By David McIntyre
Jan. 30 (Bloomberg) -- The Australian dollar will exceed $1 for the first time in more than 25 years as the nation's interest-rate advantage widens, said Craig Ferguson, a hedge- fund manager at Antipodean Capital Management.
The local currency may surge 24 percent to $1.10 by the end of 2008 as the Federal Reserve cuts rates and the Reserve Bank of Australia raises borrowing costs at least once, Ferguson said in an interview in Sydney. Rising prices of coal and iron ore, Australia's two most valuable export products, will also boost the currency, he said.
``The Australian dollar is one of the most undervalued currencies,'' said Melbourne-based Ferguson, formerly chief currency strategist at Australia & New Zealand Banking Group Ltd., the nation's third-largest lender. ``Commodities have kept going up and yield differentials have kept widening. The currency has done nothing because of uncertainty in equities.''
Ferguson, who correctly bet in November 2006 the Australian dollar would strengthen at least 18 percent to above 90 U.S. cents last year, said he expects the currency to trade between 83 and 93 cents until June 30 as stock market volatility persists, eroding confidence in higher-yielding assets.
The Australian dollar, known as the Aussie, traded at 88.78 cents at 3:51 p.m. in Sydney compared with 88.99 cents late in Asia yesterday. The last time the Aussie was worth more than $1 was in 1982, before the currency was allowed to trade freely in December 1983, according to data compiled by Bloomberg.
The Australian dollar will rise to 89 cents by mid-year before sliding to 85 cents by year-end, according to the median forecast of 39 analysts surveyed by Bloomberg News.
Widest Since 1991
The Fed may reduce its benchmark rate to as low as 1.25 percent by the end of the year from the current 3.5 percent, Ferguson said. That would take Australia's rate advantage to over 5 percentage points, the widest spread since 1991. The RBA will raise its rate at least once from 6.75 percent, he said.
``The Aussie could go on a run unlike anything we've seen in the last two years,'' said Ferguson in an interview with Bloomberg Television. ``In the second half of the year you have huge potential for the Aussie to move higher.''
Futures contracts on the Chicago Board of Trade show a 74 percent chance the Fed will cut its target rate to 3 percent today. The Fed unexpectedly cut rates by 75 basis points last week to help revive the U.S. economy.
Traders see a 72 percent probability the Reserve Bank will increase its 6.75 percent overnight cash-rate target by a quarter-point on Feb. 5, according to an index calculated by Credit Suisse Group based on trading in interest-rate swaps.
Immunity to Stocks
Gains in the Aussie will be limited while stock markets remain volatile, Ferguson said. Australia's dollar has fallen 3 percent against the yen this year as global equity markets slumped on concern the U.S. will slide into a recession.
``Until markets become immune to what stocks are doing, you're going to'' see the currency capped, Ferguson said. Antipodean plans in coming weeks to buy the Australia's dollar on any decline toward 85 cents and sell it on advances to 90 cents, he said.

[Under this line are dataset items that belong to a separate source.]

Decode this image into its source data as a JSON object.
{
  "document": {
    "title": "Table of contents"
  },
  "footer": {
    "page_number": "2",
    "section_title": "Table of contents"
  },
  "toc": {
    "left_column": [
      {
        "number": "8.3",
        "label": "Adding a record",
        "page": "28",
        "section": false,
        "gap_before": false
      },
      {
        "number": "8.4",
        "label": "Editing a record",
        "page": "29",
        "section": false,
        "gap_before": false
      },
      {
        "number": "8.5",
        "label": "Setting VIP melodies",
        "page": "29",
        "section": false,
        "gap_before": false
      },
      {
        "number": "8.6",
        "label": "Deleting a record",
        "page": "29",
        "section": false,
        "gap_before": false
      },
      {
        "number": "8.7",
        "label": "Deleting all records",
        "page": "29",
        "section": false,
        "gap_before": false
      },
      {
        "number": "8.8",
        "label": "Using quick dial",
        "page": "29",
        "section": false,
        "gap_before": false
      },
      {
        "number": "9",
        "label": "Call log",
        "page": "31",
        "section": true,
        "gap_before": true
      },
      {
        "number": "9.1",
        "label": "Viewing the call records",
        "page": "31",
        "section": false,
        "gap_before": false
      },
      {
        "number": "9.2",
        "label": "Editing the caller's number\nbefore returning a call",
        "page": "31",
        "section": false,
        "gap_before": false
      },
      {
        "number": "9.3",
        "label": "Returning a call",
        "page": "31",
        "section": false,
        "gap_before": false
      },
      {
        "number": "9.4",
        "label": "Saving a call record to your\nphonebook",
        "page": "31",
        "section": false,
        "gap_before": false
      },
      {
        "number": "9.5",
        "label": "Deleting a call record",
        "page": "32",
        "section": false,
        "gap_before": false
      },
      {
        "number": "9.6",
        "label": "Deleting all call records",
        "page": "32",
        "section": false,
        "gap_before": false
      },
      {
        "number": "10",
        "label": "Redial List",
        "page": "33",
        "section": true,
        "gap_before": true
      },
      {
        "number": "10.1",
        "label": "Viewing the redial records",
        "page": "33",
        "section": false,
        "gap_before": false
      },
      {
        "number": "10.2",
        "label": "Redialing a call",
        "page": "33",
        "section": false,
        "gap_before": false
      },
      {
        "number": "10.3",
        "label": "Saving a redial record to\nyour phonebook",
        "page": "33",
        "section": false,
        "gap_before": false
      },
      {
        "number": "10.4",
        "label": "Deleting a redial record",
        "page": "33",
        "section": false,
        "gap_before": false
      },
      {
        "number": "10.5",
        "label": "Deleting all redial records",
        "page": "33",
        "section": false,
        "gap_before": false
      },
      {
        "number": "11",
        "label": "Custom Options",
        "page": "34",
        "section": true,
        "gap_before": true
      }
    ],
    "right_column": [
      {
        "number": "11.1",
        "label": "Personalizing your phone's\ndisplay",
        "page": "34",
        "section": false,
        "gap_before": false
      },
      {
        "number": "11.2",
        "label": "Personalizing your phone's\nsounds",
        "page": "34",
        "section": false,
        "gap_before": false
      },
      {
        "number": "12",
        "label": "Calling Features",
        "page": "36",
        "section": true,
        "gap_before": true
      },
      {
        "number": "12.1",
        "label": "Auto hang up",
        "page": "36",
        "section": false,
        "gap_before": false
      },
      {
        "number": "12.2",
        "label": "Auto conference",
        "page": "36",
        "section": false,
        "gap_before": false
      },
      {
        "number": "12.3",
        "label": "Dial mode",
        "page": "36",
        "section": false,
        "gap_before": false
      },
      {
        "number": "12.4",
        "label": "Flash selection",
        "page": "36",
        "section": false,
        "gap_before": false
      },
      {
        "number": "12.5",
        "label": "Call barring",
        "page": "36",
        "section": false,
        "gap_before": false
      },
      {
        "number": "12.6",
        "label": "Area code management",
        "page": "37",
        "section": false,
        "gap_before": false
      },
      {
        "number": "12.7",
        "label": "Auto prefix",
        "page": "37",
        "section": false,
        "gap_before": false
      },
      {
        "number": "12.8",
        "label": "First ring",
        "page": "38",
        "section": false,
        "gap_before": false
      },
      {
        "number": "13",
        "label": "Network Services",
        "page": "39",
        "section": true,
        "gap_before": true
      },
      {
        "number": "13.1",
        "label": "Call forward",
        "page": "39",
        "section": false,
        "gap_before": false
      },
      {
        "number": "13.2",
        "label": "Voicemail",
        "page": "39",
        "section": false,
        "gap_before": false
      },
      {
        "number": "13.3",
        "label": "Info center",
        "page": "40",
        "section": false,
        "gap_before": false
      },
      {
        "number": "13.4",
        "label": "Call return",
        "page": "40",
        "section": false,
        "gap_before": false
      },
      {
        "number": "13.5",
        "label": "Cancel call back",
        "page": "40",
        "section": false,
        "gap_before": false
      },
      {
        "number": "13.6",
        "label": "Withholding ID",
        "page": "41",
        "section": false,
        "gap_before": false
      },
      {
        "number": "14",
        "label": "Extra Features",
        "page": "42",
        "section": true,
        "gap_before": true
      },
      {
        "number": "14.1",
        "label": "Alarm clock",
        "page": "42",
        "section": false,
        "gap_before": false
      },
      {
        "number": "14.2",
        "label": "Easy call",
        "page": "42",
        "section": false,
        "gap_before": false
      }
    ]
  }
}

The Chicago Board Options Exchange Volatility Index, or VIX, has averaged 23.16 the past six months compared with 13.98 the previous six. Higher readings in the so-called VIX, derived from prices paid for Standard & Poor's 500 Index options, indicate traders expect larger share-price swings.
``The case remains strong for further Australian dollar upside if and when risk appetite and equity market volatility stabilize,'' John Rothfield, a senior currency strategist at Bank of America Corp. in San Francisco, wrote in a report dated yesterday. He forecasts the currency to end the year at 91 cents.
Chinese Demand
Australia's dollar will also gain as the country's exports are boosted by a 50 percent increase in the cost of coal and iron ore, Ferguson said. Growth in China's economy won't slow until the end of 2008, underpinning demand for Australia's raw material exports, he said. Overseas shipments of commodities contribute about 17 percent to Australia's economy.
Demand from China for Australia's mineral resources has prompted companies including miner Rio Tinto Group to hire more workers and increase wages, increasing pressure on the RBA to raise interest rates.
While U.S. retail sales during the holiday season rose at the slowest pace since 2002, Australians increased spending in shops over the period at the fastest pace in a decade, according to the nations' retail associations.
Ferguson teamed up with Simon Ho, a former currency options trader at Deutsche Bank AG in Sydney, to form Antipodean, which began trading in February 2006. The two met in their first week as traders at JPMorgan Chase & Co. in May 1994. He declined to say how much in funds he has under management.